She led the way to the door, and Manning passed behind her and
round her and opened the door for her. When Capes glanced up at
them for a moment, Manning seemed to be holding his arms all
about her, and there was nothing but quiet acquiescence in her
bearing.
After Capes had finished the Scotchman's troubles he went back
into the preparation-room. He sat down on the sill of the open
window, folded his arms, and stared straight before him for a
long time over the wilderness of tiles and chimney-pots into a
sky that was blue and empty. He was not addicted to monologue,
and the only audible comment he permitted himself at first upon a
universe that was evidently anything but satisfactory to him that
afternoon, was one compact and entirely unassigned "Damn!"
The word must have had some gratifying quality, because he
repeated it. Then he stood up and repeated it again. "The fool
I have been!" he cried; and now speech was coming to him. He
tried this sentence with expletives. "Ass!" he went on, still
warming. "Muck-headed moral ass! I ought to have done anything.

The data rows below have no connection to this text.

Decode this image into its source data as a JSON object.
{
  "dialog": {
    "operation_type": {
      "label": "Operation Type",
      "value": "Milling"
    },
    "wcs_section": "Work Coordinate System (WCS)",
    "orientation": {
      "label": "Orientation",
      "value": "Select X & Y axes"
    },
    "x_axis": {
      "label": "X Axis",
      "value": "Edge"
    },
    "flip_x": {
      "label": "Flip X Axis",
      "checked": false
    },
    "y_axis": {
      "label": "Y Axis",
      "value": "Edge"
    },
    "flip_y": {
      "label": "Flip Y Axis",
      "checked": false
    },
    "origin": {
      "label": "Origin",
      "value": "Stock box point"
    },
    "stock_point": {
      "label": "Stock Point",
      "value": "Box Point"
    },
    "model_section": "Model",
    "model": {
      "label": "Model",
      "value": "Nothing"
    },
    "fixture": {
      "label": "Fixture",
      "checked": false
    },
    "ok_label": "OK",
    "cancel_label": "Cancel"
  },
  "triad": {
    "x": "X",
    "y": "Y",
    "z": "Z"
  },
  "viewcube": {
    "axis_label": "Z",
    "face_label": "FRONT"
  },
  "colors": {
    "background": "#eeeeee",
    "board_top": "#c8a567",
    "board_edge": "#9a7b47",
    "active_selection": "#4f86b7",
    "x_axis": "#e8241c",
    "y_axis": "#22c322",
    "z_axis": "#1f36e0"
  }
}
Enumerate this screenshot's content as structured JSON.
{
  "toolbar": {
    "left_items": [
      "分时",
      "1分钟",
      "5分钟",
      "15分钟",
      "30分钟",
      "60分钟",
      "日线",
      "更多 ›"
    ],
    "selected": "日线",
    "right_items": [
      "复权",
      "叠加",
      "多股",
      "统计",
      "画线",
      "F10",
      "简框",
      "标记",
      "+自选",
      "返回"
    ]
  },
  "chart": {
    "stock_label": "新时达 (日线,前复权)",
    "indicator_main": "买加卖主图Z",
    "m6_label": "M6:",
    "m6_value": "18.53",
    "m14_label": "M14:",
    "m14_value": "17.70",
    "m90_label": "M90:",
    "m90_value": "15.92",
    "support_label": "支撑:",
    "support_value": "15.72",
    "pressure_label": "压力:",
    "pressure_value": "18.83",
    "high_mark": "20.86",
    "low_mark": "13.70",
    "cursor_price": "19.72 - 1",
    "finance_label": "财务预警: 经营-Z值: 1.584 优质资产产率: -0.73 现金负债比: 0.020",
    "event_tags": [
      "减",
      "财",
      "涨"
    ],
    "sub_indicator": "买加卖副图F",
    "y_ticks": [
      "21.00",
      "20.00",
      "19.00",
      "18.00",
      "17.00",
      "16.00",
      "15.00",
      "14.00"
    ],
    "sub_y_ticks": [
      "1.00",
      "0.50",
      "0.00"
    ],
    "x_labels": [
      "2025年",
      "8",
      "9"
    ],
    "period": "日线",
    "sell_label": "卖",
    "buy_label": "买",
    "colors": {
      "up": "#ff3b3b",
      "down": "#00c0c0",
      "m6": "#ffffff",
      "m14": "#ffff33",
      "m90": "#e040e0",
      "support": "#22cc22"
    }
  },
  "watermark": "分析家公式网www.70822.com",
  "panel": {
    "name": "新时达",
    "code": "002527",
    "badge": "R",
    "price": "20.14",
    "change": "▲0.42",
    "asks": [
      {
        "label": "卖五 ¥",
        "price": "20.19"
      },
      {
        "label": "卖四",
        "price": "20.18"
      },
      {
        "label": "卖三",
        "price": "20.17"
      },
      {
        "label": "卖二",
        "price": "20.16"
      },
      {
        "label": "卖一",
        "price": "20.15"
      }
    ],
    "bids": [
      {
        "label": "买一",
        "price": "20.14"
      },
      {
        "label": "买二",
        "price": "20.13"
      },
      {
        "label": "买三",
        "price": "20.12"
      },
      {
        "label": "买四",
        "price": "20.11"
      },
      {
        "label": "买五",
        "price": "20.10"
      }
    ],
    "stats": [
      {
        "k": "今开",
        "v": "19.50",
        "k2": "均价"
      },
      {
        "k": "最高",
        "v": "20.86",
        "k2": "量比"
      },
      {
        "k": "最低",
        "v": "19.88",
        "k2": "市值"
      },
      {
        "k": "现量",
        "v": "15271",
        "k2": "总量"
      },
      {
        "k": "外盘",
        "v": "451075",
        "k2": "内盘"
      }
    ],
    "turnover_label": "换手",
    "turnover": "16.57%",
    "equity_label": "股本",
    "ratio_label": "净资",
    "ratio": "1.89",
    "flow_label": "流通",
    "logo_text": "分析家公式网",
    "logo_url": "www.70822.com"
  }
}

I ought to have done anything!
"What's a man for?
"Friendship!"
He doubled up his fist, and seemed to contemplate thrusting it
through the window. He turned his back on that temptation. Then
suddenly he seized a new preparation bottle that stood upon his
table and contained the better part of a week's work--a displayed
dissection of a snail, beautifully done--and hurled it across the
room, to smash resoundingly upon the cemented floor under the
bookcase; then, without either haste or pause, he swept his arm
along a shelf of re-agents and sent them to mingle with the
debris on the floor. They fell in a diapason of smashes. "H'm!"
he said, regarding the wreckage with a calmer visage. "Silly!" he
remarked after a pause. "One hardly knows--all the time."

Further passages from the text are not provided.